В это время на продажу были выставлены модели кораблей. Г-н Пфаундлер вступил в торг. У него нашлось довольно много конкурентов, но он все набавлял цену. Восседая в кресле, Рейндль поглядывал на него снизу вверх, сонливо и насмешливо. Г-ну Пфаундлеру во что бы то ни стало хотелось заполучить кораблик — он видел в этом некий символ. Пфаундлер чувствовал себя великим завоевателем и строил планы куда более смелые, чем представляла себе г-жа фон Радольная. Если одна из двух мюнхенских достопримечательностей, то есть пиво, была предметом экспорта, то почему не стать таковым и второй достопримечательности, то есть мюнхенскому карнавалу? Кутцнеру не удался поход на Берлин, а ему, Пфаундлеру, удастся. Крупные мюнхенские пивовары уже открыли свои заведения в Берлине, уже устраивали там «пивные праздники». А он придаст этим праздникам неслыханный размах. Его грандиозное заведение будет находиться в самом центре ненавистного города. И будет не только называться «Бавария», но и сосредоточит в себе все, чем славна баварская земля. Горное селение, горное пастбище с живым стадом, деревенская пивная — все как настоящее, осенние праздники, гулянье на лугу, катанье с гор, тирольские песни, чечетка, и каждый вечер целый бык, зажаренный на вертеле, и каждый вечер — закат солнца в Альпах. И из вечера в вечер три тысячи человек в центре гнусной столицы пруссаков станут распевать «Пока наш старый Петер» и «Да здравствует наш уют». Уж он это дело осилит, он его провернет. И Рейндля в него втянет. Пфаундлер был полон энтузиазма. Модель корабля осталась за ним.

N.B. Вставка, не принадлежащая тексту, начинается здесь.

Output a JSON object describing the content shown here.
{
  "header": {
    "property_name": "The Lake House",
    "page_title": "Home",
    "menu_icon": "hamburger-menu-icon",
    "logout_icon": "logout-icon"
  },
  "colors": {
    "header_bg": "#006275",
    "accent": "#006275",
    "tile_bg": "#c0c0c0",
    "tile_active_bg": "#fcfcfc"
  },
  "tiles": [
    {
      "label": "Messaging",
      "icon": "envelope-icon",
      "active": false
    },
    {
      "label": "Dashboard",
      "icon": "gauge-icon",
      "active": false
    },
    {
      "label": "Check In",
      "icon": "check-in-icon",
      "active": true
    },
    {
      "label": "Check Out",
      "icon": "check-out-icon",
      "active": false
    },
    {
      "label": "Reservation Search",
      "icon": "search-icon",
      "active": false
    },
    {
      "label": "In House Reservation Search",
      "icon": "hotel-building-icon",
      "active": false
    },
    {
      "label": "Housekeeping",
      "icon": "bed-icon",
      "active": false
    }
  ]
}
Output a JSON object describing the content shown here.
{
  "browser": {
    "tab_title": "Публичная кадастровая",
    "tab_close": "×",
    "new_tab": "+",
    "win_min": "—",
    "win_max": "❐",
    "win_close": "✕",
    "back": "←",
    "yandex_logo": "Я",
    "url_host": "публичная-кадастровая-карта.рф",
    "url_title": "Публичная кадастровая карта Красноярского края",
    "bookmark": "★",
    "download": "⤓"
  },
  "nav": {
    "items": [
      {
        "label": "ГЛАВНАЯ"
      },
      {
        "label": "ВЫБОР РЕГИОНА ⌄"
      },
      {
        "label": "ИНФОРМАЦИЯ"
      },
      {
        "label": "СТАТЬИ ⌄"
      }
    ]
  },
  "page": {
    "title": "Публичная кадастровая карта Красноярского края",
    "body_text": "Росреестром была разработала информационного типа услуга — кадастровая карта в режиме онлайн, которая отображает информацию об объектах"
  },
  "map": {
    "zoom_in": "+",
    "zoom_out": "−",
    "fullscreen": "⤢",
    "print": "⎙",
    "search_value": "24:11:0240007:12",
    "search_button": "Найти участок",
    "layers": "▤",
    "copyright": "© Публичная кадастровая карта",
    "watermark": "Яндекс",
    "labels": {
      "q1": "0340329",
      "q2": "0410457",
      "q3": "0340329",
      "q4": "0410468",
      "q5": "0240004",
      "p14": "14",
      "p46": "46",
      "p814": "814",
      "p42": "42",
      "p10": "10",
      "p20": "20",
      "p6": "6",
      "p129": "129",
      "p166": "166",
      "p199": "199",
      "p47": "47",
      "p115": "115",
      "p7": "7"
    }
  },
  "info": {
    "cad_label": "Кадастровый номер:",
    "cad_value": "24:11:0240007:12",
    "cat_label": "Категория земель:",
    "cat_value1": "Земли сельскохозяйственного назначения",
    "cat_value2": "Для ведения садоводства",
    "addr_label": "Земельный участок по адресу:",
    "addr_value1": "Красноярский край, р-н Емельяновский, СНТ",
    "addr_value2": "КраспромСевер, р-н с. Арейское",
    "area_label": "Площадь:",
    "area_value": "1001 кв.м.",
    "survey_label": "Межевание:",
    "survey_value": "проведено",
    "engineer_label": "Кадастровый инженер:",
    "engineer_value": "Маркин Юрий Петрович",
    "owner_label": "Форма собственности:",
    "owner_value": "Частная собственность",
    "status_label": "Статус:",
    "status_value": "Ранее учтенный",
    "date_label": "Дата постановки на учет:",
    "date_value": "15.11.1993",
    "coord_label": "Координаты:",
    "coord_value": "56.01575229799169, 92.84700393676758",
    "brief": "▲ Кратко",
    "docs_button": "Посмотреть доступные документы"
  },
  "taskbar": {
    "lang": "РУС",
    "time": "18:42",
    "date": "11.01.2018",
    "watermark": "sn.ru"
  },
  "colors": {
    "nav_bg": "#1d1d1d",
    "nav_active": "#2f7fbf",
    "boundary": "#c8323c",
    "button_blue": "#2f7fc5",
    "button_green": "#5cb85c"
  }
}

Катарина радовалась, глядя, как исчезают модели кораблей, — они так нелепо свешивались с потолка этой комнаты. Очень удачно, что теперь тут станет просторно, что Рейндль обоснуется в этом доме, что г-н Гесрейтер займет место покойного г-на фон Радольного. За моделями кораблей последовали огромные, неуклюжие глобусы, за глобусами — куклы. Маттеи и старик Мессершмидт накупили столько, что у них не хватило денег расплатиться. В доме на Зеештрассе становилось просторно.